The chancellor appears to believe that the only way to keep the EU’s head – and the euro – above water is to insulate its members from US and British policies, lest they are infected by the BREXIT virus and the union falls apart.
The one ray of light in the chancellor’s gloomy aspect came from the election of Emmanuel Macron.
A dedicated European Unionist – although he calls for reforms, he said at the G-7 summit that his talks with President Vladimir Putin would be a “demanding dialogue.” He did indeed try and sound tough when he greeted his Russian visitor at the grand palace of Versailles on Monday, May 28.
At the same time, Macron is a cipher in the diplomatic world, in so far as his character and political predilections are concerned. He is known to be close to France’s big banking institutions, whose world views are hardly compatible with the general good.
But the new French broom is saddled with a rampant terrorist threat from home-grown Islamist radicals as well as economic challenges. Some derive from the aftermath of France’s participation in the military campaign which ousted Muammar Qaddafi in 2011. Libya ended up as a failed state beset in every corner by chaotic strife, and France failed to win its hoped-for stake in Libyan oil. Finally, access to Libya’s lawless shores has inundated Europe with an endless tide of African refugees.
So as a reliable German partner, France turns out to have serious limitations
But when Merkel took time off from her concerns to welcome Barack Obama, she was willing to forget their frequent spats and political clashes on such cardinal issues as Ukraine and his attitude towards Russia, which she criticized as too harsh and uncompromising. She was ready to let bygones be bygones – even on US intelligence eavesdropping on her personal phones.
But Obama’s avowed “pivot to Asia” away from the Middle East did no harm to Germany. Berlin never made a grab for US footholds in the Arab world and the oil-rich Gulf like London and Paris, having long preferred Iran as its leading Middle East trading partner. In that respect, Merkel was well satisfied with the 2015 nuclear deal with Iran Obama initiated and made sure to keep German feet clear of Obama’s “Arab spring” mess.
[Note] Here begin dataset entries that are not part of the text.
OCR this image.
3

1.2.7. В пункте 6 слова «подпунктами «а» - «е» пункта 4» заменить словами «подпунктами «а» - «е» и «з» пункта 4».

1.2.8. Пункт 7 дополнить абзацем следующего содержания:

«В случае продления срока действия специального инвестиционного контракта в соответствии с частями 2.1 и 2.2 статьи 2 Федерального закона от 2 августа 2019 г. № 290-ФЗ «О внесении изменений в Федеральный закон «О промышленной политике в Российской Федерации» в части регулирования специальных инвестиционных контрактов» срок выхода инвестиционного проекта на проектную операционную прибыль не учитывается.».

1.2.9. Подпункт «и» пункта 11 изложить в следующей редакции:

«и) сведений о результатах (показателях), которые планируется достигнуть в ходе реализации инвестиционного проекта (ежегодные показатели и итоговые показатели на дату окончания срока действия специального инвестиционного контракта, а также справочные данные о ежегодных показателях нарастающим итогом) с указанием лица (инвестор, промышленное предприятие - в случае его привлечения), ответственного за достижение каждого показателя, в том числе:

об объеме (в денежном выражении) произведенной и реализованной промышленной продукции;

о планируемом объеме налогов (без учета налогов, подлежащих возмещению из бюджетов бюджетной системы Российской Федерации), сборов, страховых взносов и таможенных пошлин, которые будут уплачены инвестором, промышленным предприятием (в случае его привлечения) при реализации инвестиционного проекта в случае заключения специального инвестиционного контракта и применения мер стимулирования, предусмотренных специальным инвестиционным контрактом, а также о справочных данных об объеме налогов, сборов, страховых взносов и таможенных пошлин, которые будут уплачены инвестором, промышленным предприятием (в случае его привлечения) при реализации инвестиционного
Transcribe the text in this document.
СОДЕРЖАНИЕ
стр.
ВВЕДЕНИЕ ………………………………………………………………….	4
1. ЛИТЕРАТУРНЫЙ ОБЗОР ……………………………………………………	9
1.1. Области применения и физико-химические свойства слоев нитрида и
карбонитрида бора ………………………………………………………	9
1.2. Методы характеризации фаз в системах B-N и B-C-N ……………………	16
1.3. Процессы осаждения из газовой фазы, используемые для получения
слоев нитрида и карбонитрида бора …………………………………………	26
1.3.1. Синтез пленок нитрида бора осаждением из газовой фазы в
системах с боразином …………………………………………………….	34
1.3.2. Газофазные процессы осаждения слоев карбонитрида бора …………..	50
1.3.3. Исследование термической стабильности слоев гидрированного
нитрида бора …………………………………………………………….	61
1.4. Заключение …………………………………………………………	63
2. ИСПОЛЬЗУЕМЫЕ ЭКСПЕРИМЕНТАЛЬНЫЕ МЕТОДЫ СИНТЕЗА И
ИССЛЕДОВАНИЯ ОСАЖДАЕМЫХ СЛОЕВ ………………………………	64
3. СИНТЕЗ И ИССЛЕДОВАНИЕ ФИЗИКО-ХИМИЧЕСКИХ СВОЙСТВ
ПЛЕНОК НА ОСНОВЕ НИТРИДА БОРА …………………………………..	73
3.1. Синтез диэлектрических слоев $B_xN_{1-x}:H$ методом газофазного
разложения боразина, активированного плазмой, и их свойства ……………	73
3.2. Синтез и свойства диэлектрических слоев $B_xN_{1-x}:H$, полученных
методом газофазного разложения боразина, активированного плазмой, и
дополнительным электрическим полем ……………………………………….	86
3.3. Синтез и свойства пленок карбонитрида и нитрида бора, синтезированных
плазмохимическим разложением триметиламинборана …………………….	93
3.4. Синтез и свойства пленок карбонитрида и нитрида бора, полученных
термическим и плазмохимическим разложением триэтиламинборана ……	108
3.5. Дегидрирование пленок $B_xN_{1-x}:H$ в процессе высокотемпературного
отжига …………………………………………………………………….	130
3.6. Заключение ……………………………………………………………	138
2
But that comfortable status quo is now gone. Donald Trump has ushered in an era of American re-engagement in the Middle East. He has performed a U-turn on Obama’s path by building a Sunni-led alignment in direct opposition to Iran’s Shiite bloc. Germany’s policy in the region is no longer apt.
Merkel’s prickly comments reflected resentment over Trump having forced her to rethink German policies – and to do so in practical terms.
Since determining that “others” – i.e. the US and Britain – can’t be “reliably relied on” to defend Germany, Angela Merkel has also given up its reliance on NATO. So what is the alternative? German voters will expect an answer, since the chancellor is a practical politician, not usually given to hollow slogans.
There are strong indications that Merkel may be planning to devote her fourth term in office (the polls are in her favor) to a major expansion of the German armed forces, as a vehicle for “taking our fate in our own hands.” The rebuilding of a big German army would be a systemic and financial task on a herculean scale and attended by many domestic perils – not least right-wing resurgence. Angela would also be accused by some establishment European circles of losing credibility as a respected symbol of the international liberal order.